Because of course, had Bilbo not literally been a “_little_ fellow”, he could not have served in the role in which he was cast. The theme is echoed by Aragorn meeting Éomer and his éored in Rohan: 


> [N]ot we but those who come after will make the legends of our time. The green earth, say you? That is a mighty matter of legend, though you tread it under the light of day!


----------



## Alcuin (Oct 6, 2014)

If their imaginations wane midway through, you might show them this clip of riding on the back of an Eagle _for real_. A man training a captive eagle to fly has mounted a camera on his wingéd friend. There’s more at this link. I sometimes wondered what Bilbo saw when he opened his eyes and peeked from the back of the eagle on the way to the Carrock. (I imagine he was much too preoccupied with holding onto Dori’s legs on the way to the eagles’ eyrie!) Note the sound of the wind.


----------



## Thorin (Oct 6, 2014)

LOL. Thanks Alcuin. You and I think alike because I have all of those options they can choose from that I used before. Here are my topics that I had chosen for them last year.

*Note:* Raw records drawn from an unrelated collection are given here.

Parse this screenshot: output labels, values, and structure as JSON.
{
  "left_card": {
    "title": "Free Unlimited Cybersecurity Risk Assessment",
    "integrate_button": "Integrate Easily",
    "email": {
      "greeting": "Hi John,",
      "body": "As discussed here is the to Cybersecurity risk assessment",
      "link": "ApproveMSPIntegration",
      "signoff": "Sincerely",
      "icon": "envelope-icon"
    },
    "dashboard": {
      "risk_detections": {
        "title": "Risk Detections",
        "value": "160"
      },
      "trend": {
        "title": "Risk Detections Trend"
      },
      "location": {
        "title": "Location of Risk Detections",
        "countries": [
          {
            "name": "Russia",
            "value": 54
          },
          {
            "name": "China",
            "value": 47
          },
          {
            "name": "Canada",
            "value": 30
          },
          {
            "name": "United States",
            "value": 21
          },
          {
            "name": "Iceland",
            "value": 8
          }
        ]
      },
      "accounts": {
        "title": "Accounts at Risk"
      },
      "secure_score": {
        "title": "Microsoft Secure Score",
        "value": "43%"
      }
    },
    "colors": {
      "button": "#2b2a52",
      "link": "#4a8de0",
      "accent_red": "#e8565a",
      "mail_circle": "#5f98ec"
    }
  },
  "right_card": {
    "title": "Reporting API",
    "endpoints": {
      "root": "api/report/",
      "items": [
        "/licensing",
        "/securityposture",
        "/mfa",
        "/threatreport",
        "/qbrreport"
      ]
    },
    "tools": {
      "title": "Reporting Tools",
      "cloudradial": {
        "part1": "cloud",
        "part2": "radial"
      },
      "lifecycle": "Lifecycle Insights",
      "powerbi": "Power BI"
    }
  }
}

1. How did Bilbo grow through the story? Explain 3 instances where we see growth of Bilbo
2. Give 3 instances where greed plays a part in the story as a central theme of some characters
3. How is heroism shown in 3 different characters in The Hobbit
4. What was the most important part of The Hobbit to you and give 3 reasons why.
5. Many readers have criticized Thorin. Defend him using 3 arguments
6. The dwarves grow to respect Bilbo. How did this happen? Show 3 examples.


I think I saw the clip of the eagle with a camera attached to it. I'll have to find that one!


----------



## Starbrow (Oct 6, 2014)

Our 4th/5th grade class has a party when they finish the book. The students design the decorations and decide what would be good food. One year they had a second breakfast theme. Some of the kids come in costume.


----------



## Alcuin (Oct 7, 2014)

Those are very good questions, particularly


Thorin said:


> 5. Many readers have criticized Thorin. Defend him using 3 arguments


Did you tell them *Thorin* is your screen name? for purposes of full disclosure. (Heh!) As Gandalf observed in “The Quest of Erebor”, 


> … Thorin … was a great Dwarf of a great House, whatever his faults; and though he fell at the end of the journey, it was largely due to him that the Kingdom under the Mountain was restored…



Links to the eagle’s flight are [post=509177]embedded in the post[/post]; if they are hard to find, however, for clarity’s sake, they are: 


https://www.youtube.com/watch?v=2EAgbW1u00M&list=PLHAeTnu9pdAJySTi0nGeZljmRw96bUNUg
https://www.youtube.com/channel/UC661JhZW_AVZXQKhb0qYynA



Starbrow said:


> Our 4th/5th grade class has a party when they finish the book. The students design the decorations and decide what would be good food. One year they had a second breakfast theme. Some of the kids come in costume.


Ooh! I like that, too!


----------



## baragund (Oct 27, 2014)

Thorin,
I am probably a day late and a dollar short, but if you are still taking suggestions on how to teach The Hobbit to your 7th graders, here's an idea to consider:

Your 4th question about the "most important part" of the book seems a bit vague to me and I wouldn't be surprised if the answers you received in the past were all over the place. Consider making the question more concrete like "most important _lesson_" or "most important _character_". (If you decide to use most important character, YayGollum will argue for his namsake until the cows come home! 

Hope you have better success this time around!


----------



## SKYLAH OAKENSHIELD (Mar 17, 2015)

I am in year 8, and all of the questions you have proposed sound quite good to me. I just wish that my year 7 teacher had been a Tolkien fan. You sound like a great teacher! Which school do you work at?


----------